Affiliations: University of Ferrara, Ferrara, Italy
General Hospital of Rovigo, Rovigo, Italy,
*Erasme University Hospital, Brussels, Belgium
Correspondence to: Annalisa Cogo, MD, Department of Clinical and Experimental Medicine, Section of Respiratory Diseases, University Via Savonarola 9, 44100 Ferrara, Italy; e-mail: email@example.com
We read with great interest the article by Abid et al (December 2001),1demonstrating the predictive value of microalbuminuria in the identification of more severe ICU patients. Microalbuminuria is reported to be an early feature of acute inflammatory conditions due to the rapid increase in renal permeability induced by inflammatory mediators and oxygen free radicals. In our opinion, hypoxemia also could play a role on capillary endothelial permeability as shown by much research, both in vivo and in vitro. In fact, studies at high altitude2 suggest that systemic hypoxemia may cause a generalized increase in capillary permeability, while in vitro studies have shown that cultured endothelial cells exposed to low oxygen concentrations4 become larger, and small intercellular gaps appear. These phenomena are reversible.

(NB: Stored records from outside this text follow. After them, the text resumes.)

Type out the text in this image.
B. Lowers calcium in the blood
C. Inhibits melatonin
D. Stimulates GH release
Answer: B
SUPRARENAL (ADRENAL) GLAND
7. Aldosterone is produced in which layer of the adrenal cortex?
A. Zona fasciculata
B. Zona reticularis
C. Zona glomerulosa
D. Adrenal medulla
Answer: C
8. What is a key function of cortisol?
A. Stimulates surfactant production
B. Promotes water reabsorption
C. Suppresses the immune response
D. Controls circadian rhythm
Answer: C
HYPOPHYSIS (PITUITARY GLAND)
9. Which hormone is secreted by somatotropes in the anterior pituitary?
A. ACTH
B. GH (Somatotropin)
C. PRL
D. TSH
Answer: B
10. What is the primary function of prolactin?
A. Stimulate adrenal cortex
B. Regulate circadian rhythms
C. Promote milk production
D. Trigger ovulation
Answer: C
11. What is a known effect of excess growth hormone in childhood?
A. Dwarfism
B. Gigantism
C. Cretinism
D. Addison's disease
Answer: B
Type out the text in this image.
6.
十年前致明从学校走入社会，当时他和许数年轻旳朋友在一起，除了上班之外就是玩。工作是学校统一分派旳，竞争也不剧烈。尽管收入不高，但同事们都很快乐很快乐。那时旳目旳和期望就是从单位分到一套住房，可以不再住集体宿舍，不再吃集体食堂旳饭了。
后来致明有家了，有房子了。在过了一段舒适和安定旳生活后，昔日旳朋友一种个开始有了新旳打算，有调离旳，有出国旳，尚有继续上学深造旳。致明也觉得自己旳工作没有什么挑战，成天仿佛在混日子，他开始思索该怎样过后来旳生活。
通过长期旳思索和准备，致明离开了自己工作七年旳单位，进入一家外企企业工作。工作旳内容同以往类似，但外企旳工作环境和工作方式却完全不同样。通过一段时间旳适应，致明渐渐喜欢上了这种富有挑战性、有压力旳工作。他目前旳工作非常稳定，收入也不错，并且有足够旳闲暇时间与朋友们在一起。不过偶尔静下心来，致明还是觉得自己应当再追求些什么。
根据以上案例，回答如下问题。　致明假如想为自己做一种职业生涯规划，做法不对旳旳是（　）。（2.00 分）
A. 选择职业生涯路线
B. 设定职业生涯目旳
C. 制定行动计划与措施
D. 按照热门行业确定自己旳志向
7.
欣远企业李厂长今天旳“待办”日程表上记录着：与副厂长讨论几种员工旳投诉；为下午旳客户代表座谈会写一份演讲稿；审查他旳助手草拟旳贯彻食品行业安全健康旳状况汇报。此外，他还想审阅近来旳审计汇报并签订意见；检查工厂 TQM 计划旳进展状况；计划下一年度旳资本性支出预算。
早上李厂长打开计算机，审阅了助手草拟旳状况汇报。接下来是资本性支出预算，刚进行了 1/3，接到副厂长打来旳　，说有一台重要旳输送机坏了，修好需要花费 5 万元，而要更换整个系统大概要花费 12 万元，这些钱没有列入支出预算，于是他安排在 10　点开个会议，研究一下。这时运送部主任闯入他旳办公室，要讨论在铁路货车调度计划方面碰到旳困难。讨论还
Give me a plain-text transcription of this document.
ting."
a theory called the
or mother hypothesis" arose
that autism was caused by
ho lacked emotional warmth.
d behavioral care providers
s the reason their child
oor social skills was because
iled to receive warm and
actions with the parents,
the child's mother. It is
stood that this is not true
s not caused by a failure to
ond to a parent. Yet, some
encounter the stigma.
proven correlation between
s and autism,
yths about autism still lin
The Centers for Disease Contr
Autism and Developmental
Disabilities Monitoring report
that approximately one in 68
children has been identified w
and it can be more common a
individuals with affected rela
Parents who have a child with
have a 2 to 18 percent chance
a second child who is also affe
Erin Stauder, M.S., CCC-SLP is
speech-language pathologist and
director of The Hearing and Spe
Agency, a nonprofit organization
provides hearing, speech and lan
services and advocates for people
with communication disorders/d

We therefore aimed to investigate the presence and degree of proteinuria in a group of patients with chronic lung diseases with or without respiratory failure by retrospectively examining the clinical records of all patients with chronic lung diseases admitted to our department (January 1998 to January 1999) due to a worsening of their respiratory conditions. Data from 177 patients were examined. Seventy-five patients were excluded due to the presence of other factors potentially inducing proteinuria (acidosis, renal failure, infections, systemic hypertension, diabetes, hypokalemia). Data from 102 patients (65 male and 37 female) are reported (Table 1
). A significant correlation was found between urinary proteins and Pao2 (p < 0.01). When the patients were classified into two groups, normoxemic and hypoxemic, using the value of 60 mm Hg (8 kPa) of Pao2 as cut-off, we didn’t find any significant difference, except for the degree of proteinuria.
Patients with respiratory failure seem to have a significantly increased proteinuria as compared to a similar group of patients without respiratory failure. As serum levels of proteins were similar in the two groups, we suppose that the observed proteinuria is an acute phenomenon, yet prolonged hypoxemia could lead to a reduction in serum total proteins that could contribute to a poor outcome.5 Monitoring urinary and serum levels of proteins should therefore be recommended in all patients with respiratory failure.
Data expressed as mean ± SE. NS = not significant.
We appreciate the comments by Dr. Cogo and colleagues, raising the hypothesis that hypoxemia in itself could play a role in the development of hypoalbuminemia. However, as in many areas of medicine, is this a cause-effect relationship or simply an association, ie, the inflammatory response is responsible for permeability alterations in the kidney (resulting in hypoalbuminuria) and in the lung (resulting in hypoxemia)?
Moreover, some of our patients required a high fraction of inspired oxygen (sometimes in addition to positive end-expiratory pressure), but we never allow hypoxemia (Pao2 < 60 mm Hg) to persist in critically ill patients. Hence, we do not believe a low Pao2, by itself, could have contributed to our findings.